Fiction but Fact: Stop waiting for a miracle to happen and start doing


(Sara Heymann | Daily Trojan)

Set to the ringtone “Uplift,” my alarm goes off at precisely 10 a.m. (maybe 9:30 depending on the day). I reach over, turn it off, nap for another five minutes and finally drag myself out of bed. And then my day starts in a similar fashion as yesterday: work out, attend Zoom lectures, finish homework, eat food, FaceTime friends, pray, shower and sleep. I wake up the next day and the next only to do the same routine all over again. 

What has unfortunately also become part of my daily routine is telling myself “don’t worry, you’ll finish that tomorrow” even though I know I probably won’t. It’s like I keep waiting for something adrenaline-inducing to happen, something that could really justify my procrastination — but nothing ever does. So I wait until the next day, and the next day and the next, praying for something (it’s unclear what) to come. 

But it never comes. 

I’ve been stuck in this same cycle without even realizing it.
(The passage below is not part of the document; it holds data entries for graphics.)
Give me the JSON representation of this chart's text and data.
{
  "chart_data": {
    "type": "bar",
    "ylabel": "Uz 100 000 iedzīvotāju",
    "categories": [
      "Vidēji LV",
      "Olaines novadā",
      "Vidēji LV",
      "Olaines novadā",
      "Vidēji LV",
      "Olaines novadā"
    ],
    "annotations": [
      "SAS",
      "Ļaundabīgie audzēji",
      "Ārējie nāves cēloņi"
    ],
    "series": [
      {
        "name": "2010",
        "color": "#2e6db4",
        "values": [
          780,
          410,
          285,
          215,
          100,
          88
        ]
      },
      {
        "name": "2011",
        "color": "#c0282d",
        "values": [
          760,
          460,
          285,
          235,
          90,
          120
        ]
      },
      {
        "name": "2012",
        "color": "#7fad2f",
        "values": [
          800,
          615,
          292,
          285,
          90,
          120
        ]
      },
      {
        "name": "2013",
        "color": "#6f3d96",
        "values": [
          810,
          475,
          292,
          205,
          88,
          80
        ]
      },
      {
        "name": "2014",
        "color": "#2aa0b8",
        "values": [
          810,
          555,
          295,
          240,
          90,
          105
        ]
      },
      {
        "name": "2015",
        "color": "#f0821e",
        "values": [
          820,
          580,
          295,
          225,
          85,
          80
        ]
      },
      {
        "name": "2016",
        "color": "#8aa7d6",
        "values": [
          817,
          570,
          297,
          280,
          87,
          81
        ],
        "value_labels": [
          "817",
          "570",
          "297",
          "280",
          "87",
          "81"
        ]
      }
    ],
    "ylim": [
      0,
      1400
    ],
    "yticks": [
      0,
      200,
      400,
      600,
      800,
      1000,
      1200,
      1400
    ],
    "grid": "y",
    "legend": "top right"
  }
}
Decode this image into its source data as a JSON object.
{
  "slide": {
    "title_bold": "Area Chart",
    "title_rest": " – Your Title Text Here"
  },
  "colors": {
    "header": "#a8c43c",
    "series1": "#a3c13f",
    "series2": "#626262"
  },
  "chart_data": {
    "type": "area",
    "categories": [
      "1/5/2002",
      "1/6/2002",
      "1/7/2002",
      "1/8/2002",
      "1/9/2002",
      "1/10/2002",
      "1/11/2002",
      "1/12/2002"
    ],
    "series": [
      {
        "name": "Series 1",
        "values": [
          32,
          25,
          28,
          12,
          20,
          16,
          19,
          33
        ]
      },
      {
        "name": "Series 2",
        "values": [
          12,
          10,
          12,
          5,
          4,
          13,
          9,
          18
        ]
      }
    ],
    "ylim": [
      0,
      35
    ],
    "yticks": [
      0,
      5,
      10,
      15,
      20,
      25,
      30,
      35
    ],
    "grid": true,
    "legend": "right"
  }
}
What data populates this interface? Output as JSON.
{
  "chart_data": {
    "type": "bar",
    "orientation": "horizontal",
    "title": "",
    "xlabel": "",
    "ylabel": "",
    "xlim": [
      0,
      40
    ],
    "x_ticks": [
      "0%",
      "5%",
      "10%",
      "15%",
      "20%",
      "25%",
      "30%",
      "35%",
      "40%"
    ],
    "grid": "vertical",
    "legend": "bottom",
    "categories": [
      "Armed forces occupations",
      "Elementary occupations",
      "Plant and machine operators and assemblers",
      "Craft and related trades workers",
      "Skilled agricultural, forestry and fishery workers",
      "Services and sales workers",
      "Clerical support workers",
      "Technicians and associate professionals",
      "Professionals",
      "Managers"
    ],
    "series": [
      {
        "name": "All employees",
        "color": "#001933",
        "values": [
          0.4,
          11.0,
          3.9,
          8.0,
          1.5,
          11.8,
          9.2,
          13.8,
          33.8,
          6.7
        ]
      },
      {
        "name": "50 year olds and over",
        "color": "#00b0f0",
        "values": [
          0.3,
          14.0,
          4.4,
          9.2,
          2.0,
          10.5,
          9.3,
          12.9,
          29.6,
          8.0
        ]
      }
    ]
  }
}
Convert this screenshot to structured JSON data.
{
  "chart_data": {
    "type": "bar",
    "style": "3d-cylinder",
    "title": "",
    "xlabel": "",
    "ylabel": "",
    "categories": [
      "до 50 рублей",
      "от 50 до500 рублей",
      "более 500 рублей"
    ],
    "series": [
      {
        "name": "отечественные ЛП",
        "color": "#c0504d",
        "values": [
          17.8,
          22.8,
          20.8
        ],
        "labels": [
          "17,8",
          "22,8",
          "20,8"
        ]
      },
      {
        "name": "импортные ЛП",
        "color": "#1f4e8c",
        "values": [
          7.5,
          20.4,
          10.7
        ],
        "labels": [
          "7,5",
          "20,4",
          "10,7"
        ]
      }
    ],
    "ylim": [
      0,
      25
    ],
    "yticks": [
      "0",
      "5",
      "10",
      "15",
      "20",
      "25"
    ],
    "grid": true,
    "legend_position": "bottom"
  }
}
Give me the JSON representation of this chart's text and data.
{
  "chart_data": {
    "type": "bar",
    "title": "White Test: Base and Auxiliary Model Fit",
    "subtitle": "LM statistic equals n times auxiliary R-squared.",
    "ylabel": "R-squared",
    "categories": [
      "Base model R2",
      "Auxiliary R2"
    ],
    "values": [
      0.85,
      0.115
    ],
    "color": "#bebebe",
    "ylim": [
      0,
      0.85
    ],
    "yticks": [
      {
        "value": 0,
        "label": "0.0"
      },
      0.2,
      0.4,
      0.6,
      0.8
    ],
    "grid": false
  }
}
And it’s only intensified with quarantine. Sure, in the beginning, I was eager to be productive and creative with my time (by securing internships, fine-tuning my photography skills and more), but now I’ve succumbed to a new yet unchanging quarantine routine — one that involves even more intensified procrastination and unproductiveness. As a result, I can’t help but think about an existential play I read in an IB English class in high school.

Written in 1949 by Irish playwright Samuel Beckett, the two-act tragicomedy “Waiting for Godot” tells the story of two men, Vladimir and Estragon, waiting for the arrival of a third who (spoiler alert) never comes. Each act follows a day in the life of these two men that mirrors the last with uncanny similarity: They meet the same people and wait for the same person — Godot — over and over again. Vladimir and Estragon believe that waiting for the third man is necessary to receive meaning about their existence and their purpose. Even though he doesn’t come the first day, they determinedly repeat the same monotonous routine the next day. 

On almost every page, there are moments when Estragon turns to Vladimir and asks him what they are doing, as if he’d forgotten what they did the day before. At times, he tells his friend, “Let’s go,” indicating that he wanted to do something else but is met with a fierce response from Vladimir, who spits back, “We can’t … We’re waiting for Godot.” The repetitiveness of  this conversation denotes the majority of the play’s prose, highlighting Beckett’s recurring theme of choice and, more importantly, its significant power. 

Blinded by their need for clarity regarding “the meaning of life,” Vladimir and Estragon kill time waiting for someone who supposedly has the answer to it all. In doing so, they fail to realize that this very act of waiting is indeed a choice in itself. 

Stuck in a seemingly endless cycle, the two men are unable to translate a conscious decision into a physical act. So at the end of Act 2, even though Vladimir and Estragon agree to find shelter as the moon appears and night falls, they continue to stand silently, unmoving, like statues, returning to the same spot each day.

I’ve never truly understood the meaning of Beckett’s absurd play until now. The extra alone time on my hands has given me a chance to reflect and what I’ve realized is that though we may not like to acknowledge it, many of us have a lot in common with Vladimir and Estragon. Sure, we aren’t wanderers who wear bowler hats, but we nevertheless share their monotonous behavior of waiting.

Like Vladimir and Estragon, we’re all in a state of internal pause, sucked into a never-ending time loop. Waiting for a text back. Waiting for a show to return. Waiting for the lecture to end. Waiting for something — whatever it may be. But unlike the two of them, we have the advantage of knowing we have the freedom to choose. And it is this knowledge that will help us break our daily cycle of habit and inaction. 

Because ultimately, as Vladimir points out to Estragon near the end of Act 2, “We have time to grow old. The air is full of our cries. But habit is a great deadener.” 

So let’s try to get rid of our bad habits. We all have the choice to do something better. Let’s stop recreating yesterday while praying today will be miraculously different. 

Shutting off my morning alarm (after the first time it rings) with enthusiasm, I’m ready to embrace tomorrow’s new day — a day that’ll feature less waiting and more doing. From here on out, I’ve promised myself to spice up my dull routine and use newfound time to try new things. And I hope you do the same even after quarantine ends. You, and only you, have the choice to change something in your life. 

So stop waiting around for something to happen. Just go out there and start doing. 

Aisha Patel is a freshman writing about fiction in parallel to current events. Her column, “Fiction but Fact,” runs every other Wednesday.